EXTRATO DE ATA DA SESSÃO Telepresencial DE 05/05/2021

Apelação Cível Nº 5012263-04.2018.4.04.7112/RS

INCIDENTE: EMBARGOS DE DECLARAÇÃO

RELATOR: Juiz Federal JULIO GUILHERME BEREZOSKI SCHATTSCHNEIDER

PRESIDENTE: Desembargadora Federal TAIS SCHILLING FERRAZ

PROCURADOR (A): ALEXANDRE AMARAL GAVRONSKI

APELANTE: INSTITUTO NACIONAL DO SEGURO SOCIAL - INSS (RÉU)

APELADO: TERESINHA DE JESUS NETO BONETO (AUTOR)

ADVOGADO: LIZIANE AZEVEDO BARROS (OAB RS070676)

Certifico que este processo foi incluído no 2º Aditamento da Sessão Telepresencial do dia 05/05/2021, na sequência 1548, disponibilizada no DE de 26/04/2021.

Certifico que a 6ª Turma, ao apreciar os autos do processo em epígrafe, proferiu a seguinte decisão:

A 6ª TURMA DECIDIU, POR UNANIMIDADE, DAR PROVIMENTO AOS EMBARGOS DE DECLARAÇÃO.

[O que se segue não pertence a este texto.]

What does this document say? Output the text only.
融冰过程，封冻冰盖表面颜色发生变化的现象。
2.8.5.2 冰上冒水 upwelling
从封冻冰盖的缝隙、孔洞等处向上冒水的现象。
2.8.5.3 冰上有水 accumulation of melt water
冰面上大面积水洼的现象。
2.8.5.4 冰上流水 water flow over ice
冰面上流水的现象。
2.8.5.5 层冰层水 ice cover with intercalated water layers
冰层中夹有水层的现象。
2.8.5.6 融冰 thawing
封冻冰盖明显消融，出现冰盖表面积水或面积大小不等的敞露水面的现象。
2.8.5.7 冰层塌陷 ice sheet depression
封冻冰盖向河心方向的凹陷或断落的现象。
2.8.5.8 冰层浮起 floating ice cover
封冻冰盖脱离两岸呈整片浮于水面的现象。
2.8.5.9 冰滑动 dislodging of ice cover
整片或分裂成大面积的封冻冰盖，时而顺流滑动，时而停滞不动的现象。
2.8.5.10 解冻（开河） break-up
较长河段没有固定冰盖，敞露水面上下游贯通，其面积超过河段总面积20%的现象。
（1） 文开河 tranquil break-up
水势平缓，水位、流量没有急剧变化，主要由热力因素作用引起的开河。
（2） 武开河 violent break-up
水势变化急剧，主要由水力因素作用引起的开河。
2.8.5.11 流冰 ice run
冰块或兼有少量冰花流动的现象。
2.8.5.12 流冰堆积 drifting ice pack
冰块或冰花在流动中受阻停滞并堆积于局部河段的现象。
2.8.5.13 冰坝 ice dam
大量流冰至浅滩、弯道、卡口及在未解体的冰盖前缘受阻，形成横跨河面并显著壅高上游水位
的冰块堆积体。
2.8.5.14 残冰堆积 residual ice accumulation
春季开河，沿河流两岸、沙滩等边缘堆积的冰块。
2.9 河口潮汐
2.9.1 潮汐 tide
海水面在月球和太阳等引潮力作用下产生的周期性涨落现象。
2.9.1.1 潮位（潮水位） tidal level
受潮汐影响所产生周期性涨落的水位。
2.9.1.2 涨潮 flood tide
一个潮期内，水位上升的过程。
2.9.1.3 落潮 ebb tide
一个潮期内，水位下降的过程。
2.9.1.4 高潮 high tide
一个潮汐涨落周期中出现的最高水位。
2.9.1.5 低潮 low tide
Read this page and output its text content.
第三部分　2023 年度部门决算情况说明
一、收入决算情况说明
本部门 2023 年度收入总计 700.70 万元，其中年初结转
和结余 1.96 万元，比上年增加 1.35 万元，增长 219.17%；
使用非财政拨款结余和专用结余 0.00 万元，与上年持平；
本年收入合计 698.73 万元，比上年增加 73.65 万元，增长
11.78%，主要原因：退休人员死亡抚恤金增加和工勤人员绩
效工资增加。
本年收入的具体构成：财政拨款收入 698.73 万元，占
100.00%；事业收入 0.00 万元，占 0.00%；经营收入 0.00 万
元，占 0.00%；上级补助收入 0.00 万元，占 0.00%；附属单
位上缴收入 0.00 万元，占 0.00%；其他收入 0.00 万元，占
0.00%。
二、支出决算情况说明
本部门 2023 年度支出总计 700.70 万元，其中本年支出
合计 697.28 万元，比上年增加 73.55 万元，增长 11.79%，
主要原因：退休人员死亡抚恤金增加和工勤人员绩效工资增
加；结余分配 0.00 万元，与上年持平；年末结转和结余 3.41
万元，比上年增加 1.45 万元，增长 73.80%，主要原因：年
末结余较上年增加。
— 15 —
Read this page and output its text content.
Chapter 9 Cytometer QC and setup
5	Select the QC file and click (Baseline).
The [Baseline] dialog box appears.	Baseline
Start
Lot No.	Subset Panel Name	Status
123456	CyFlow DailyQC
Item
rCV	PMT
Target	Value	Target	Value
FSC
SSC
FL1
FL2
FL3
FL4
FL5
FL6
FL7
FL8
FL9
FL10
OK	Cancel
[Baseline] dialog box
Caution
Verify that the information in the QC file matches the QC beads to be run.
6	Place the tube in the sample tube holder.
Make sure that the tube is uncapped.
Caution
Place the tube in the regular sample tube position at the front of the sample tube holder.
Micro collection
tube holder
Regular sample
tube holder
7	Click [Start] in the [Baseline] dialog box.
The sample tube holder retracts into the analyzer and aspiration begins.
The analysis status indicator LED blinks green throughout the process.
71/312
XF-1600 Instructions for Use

RELATOR DO ACÓRDÃO: Juiz Federal JULIO GUILHERME BEREZOSKI SCHATTSCHNEIDER

Votante: Juiz Federal JULIO GUILHERME BEREZOSKI SCHATTSCHNEIDER

Votante: Desembargador Federal JOÃO BATISTA PINTO SILVEIRA

Votante: Desembargadora Federal TAIS SCHILLING FERRAZ

PAULO ROBERTO DO AMARAL NUNES

Secretário


Conferência de autenticidade emitida em 11/05/2021 00:24:17.